4. Para o efeito, cabe averiguar se a razão que justifica o regime previsto neste nº 5 – apenas recorrer para o Tribunal Constitucional da decisão que proferir a última palavra na ordem dos tribunais que julgaram a causa – ocorre no caso presente, e, em caso afirmativo, se deve prevalecer não obstante se tratar, por um lado, de um recurso interposto ao abrigo do disposto na al. a) do nº 1 do artigo 70º da Lei nº 28/82, e, por outro, de um recurso obrigatório extraordinário.

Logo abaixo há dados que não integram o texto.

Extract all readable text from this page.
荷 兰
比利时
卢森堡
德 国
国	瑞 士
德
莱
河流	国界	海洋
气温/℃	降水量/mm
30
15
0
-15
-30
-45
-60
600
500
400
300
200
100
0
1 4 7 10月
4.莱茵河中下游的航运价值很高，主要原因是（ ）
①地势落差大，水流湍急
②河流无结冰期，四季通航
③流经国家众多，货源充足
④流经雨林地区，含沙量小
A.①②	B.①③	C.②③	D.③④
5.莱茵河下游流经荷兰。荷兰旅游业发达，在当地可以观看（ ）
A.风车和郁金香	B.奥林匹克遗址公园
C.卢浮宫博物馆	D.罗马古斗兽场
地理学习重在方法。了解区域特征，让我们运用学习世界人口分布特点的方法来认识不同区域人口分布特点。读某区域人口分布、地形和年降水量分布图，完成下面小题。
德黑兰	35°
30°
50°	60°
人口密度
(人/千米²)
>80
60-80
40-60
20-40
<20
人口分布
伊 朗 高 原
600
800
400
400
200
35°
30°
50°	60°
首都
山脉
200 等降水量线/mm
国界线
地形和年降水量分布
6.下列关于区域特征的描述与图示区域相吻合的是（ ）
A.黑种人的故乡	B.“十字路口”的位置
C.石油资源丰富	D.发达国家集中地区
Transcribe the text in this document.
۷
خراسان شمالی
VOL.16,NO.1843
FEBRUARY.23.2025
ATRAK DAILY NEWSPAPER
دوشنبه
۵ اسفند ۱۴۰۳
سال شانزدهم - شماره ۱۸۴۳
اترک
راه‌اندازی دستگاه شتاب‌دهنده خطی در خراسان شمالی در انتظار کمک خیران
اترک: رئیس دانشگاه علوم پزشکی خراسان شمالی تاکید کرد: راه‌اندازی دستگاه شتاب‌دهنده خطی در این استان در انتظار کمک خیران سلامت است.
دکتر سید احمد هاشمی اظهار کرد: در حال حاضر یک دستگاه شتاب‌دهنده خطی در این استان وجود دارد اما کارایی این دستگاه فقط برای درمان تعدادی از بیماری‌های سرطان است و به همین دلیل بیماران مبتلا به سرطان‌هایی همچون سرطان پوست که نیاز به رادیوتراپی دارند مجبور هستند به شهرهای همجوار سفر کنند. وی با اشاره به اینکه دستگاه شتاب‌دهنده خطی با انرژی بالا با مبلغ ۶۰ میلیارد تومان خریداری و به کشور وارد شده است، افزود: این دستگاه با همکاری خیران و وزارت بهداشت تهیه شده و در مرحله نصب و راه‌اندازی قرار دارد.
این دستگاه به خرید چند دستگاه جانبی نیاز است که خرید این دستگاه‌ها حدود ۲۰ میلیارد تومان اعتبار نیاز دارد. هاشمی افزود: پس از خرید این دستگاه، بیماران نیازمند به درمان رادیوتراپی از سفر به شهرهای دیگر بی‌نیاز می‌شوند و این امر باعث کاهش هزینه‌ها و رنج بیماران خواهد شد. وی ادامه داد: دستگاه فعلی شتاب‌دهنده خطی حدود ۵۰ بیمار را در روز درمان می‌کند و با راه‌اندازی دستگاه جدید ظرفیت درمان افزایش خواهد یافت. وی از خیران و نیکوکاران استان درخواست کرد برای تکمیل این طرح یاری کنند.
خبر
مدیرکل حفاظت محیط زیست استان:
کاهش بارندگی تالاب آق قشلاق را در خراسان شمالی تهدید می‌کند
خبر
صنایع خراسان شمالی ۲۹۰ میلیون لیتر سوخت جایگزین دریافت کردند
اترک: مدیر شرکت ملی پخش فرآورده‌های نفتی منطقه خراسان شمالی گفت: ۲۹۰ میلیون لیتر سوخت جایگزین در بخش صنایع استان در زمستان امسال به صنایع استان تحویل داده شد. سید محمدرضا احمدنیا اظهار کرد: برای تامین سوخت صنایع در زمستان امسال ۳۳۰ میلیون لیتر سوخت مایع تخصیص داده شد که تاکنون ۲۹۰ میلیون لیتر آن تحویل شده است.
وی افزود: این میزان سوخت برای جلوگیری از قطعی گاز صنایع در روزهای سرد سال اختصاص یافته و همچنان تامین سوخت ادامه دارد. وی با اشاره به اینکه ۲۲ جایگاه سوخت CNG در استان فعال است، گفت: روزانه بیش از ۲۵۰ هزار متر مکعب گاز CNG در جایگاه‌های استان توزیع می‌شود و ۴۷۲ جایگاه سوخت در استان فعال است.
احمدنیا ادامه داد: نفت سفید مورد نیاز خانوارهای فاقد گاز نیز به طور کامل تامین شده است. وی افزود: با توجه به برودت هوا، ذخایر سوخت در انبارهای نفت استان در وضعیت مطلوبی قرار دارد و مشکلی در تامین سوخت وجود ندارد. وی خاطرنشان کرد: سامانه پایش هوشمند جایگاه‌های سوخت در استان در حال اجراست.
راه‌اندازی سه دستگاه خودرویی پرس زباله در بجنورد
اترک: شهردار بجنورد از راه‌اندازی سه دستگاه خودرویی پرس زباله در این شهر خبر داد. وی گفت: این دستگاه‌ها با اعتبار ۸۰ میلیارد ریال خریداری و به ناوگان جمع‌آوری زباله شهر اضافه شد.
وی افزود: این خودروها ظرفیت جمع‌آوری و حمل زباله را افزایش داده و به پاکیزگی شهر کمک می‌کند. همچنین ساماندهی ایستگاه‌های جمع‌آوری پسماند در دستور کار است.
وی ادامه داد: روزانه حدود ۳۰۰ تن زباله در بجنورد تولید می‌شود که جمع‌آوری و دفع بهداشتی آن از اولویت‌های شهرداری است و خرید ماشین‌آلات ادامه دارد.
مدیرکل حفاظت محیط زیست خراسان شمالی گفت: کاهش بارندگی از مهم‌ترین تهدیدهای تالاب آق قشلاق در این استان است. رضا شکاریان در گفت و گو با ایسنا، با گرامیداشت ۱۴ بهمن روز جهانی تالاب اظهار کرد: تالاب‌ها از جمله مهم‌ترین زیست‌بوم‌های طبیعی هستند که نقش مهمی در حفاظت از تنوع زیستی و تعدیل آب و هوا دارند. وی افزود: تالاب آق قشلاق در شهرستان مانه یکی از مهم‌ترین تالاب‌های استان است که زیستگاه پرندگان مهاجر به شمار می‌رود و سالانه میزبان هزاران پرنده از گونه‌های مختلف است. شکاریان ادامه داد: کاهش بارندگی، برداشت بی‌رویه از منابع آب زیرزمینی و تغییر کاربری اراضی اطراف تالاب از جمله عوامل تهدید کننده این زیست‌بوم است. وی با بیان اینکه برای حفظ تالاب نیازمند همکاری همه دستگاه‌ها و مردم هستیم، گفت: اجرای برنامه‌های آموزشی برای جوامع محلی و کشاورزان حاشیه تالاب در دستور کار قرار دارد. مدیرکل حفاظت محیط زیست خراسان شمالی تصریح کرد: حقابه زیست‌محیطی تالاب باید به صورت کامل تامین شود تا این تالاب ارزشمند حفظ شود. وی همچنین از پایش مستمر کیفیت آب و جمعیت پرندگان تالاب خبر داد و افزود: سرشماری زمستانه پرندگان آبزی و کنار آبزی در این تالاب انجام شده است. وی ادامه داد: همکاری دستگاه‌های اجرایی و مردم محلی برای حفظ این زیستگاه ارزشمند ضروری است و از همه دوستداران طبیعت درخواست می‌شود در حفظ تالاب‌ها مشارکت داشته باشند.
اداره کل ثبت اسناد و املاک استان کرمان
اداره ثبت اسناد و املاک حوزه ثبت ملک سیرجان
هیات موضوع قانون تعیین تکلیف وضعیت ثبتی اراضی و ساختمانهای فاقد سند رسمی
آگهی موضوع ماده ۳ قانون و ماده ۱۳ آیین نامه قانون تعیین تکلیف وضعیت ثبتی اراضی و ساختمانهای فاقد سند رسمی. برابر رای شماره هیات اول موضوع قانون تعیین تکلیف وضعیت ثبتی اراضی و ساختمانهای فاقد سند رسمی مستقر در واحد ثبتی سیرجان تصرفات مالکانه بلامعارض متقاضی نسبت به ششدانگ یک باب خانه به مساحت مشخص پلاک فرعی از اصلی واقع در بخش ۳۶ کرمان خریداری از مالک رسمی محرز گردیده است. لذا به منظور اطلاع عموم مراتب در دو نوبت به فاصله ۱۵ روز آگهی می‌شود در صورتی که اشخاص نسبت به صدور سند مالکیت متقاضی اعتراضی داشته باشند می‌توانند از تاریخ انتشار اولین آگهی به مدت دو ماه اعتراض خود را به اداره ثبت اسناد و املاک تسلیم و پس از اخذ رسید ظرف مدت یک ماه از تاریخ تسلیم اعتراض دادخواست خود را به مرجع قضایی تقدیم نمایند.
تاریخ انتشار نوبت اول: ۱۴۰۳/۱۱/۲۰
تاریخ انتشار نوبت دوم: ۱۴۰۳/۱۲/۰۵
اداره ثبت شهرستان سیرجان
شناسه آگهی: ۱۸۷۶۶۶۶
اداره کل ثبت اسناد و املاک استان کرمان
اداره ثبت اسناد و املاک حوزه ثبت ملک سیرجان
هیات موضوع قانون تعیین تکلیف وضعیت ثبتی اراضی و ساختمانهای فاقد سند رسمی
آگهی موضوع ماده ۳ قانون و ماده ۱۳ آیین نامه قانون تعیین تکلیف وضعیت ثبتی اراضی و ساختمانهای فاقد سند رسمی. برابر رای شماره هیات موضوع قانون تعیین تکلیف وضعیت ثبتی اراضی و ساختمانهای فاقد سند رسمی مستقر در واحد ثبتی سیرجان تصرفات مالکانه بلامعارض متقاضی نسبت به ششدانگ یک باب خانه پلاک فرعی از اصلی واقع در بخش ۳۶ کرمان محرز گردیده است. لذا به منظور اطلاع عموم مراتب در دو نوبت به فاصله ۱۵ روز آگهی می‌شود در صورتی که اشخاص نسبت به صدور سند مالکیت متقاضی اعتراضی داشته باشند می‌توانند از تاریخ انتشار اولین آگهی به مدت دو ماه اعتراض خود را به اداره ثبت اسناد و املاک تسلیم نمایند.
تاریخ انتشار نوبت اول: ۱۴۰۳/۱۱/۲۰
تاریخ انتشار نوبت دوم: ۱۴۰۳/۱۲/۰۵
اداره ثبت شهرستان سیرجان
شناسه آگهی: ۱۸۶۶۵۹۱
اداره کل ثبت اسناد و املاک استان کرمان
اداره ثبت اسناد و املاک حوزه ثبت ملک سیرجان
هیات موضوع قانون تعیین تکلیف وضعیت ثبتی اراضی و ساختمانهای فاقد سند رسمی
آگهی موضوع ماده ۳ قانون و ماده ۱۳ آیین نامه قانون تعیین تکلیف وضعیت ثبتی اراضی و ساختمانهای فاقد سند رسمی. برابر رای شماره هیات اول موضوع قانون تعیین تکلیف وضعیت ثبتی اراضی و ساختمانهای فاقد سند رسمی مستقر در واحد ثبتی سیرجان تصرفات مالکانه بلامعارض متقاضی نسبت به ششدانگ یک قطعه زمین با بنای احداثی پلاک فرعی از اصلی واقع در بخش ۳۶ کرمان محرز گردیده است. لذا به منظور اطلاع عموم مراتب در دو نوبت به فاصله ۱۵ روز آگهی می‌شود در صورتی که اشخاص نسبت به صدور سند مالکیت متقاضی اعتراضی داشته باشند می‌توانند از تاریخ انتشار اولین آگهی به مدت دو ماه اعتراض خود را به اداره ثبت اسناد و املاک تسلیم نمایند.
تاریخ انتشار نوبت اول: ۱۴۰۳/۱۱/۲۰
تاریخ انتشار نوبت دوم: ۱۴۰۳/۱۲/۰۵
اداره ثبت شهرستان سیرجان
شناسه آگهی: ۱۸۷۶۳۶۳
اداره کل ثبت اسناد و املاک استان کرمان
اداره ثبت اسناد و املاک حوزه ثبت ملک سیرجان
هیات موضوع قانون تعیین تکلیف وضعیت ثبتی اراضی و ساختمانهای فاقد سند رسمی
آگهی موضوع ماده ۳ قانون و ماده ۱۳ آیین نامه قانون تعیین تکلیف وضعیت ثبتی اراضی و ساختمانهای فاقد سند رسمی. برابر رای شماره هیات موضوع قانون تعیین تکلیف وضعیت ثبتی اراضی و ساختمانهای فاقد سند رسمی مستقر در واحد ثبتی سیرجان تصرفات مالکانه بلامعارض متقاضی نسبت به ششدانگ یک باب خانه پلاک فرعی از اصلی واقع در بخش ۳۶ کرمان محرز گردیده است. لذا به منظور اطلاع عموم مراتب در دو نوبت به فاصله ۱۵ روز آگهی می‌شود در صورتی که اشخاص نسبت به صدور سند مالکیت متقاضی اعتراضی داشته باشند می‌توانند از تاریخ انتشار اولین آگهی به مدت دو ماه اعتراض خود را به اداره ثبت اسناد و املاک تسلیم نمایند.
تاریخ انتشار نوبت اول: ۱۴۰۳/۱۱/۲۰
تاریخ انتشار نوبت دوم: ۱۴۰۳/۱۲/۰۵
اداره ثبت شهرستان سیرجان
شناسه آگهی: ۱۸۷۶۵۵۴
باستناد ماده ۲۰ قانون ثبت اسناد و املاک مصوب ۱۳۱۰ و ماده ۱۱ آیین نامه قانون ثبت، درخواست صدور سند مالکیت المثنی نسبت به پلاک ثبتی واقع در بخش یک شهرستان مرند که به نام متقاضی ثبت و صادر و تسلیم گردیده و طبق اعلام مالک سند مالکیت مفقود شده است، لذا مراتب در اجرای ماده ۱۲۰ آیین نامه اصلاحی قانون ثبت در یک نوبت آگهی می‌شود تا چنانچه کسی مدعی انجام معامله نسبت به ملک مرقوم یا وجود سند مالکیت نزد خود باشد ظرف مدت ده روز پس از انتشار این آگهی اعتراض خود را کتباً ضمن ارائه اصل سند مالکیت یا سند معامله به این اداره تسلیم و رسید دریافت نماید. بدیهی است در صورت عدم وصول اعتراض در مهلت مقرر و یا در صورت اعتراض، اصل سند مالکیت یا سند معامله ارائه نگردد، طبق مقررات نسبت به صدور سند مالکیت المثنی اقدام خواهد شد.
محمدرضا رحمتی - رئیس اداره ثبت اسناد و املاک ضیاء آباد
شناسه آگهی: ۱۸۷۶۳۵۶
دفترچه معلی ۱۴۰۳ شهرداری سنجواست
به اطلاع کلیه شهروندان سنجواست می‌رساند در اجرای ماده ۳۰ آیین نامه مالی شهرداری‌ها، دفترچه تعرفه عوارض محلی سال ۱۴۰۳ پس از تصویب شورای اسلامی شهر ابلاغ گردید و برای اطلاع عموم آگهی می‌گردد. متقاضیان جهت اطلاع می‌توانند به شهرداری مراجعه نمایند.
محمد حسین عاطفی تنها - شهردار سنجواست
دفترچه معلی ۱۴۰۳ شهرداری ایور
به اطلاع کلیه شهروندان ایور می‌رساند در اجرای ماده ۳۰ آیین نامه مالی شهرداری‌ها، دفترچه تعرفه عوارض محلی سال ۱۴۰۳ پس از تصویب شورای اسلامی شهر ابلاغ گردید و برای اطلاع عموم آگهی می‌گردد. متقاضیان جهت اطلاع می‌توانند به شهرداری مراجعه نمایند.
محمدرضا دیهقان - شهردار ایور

É sabido que a Lei nº 28/82 apenas impõe a prévia exaustão das vias de recurso no âmbito dos recursos interpostos ao abrigo do disposto nas als. b) e f) do nº
1 do artigo 70º da Lei nº 28/82, ou seja, interpostos de decisões que aplicaram norma cuja inconstitucionalidade ou ilegalidade foi suscitada durante o processo; e que, diferentemente, abre recurso directo para o Tribunal Constitucional de decisões não definitivas (ainda susceptíveis de recurso ordinário) de recusa de aplicação de normas, pelos mesmos motivos, como é o caso presente. Ora, quer num caso, quer no outro, a não ser interposto previamente o recurso obrigatório dentro da ordem a que pertence o tribunal que julgou a causa, pode vir a subsistir uma decisão sujeita a recurso obrigatório que versa exactamente sobre a norma julgada pelo Tribunal Constitucional; e o problema põe-se da mesma forma quando é o recurso previsto no artigo 446º do Código de Processo Penal que está em causa, apesar de ser qualificado por lei como recurso extraordinário.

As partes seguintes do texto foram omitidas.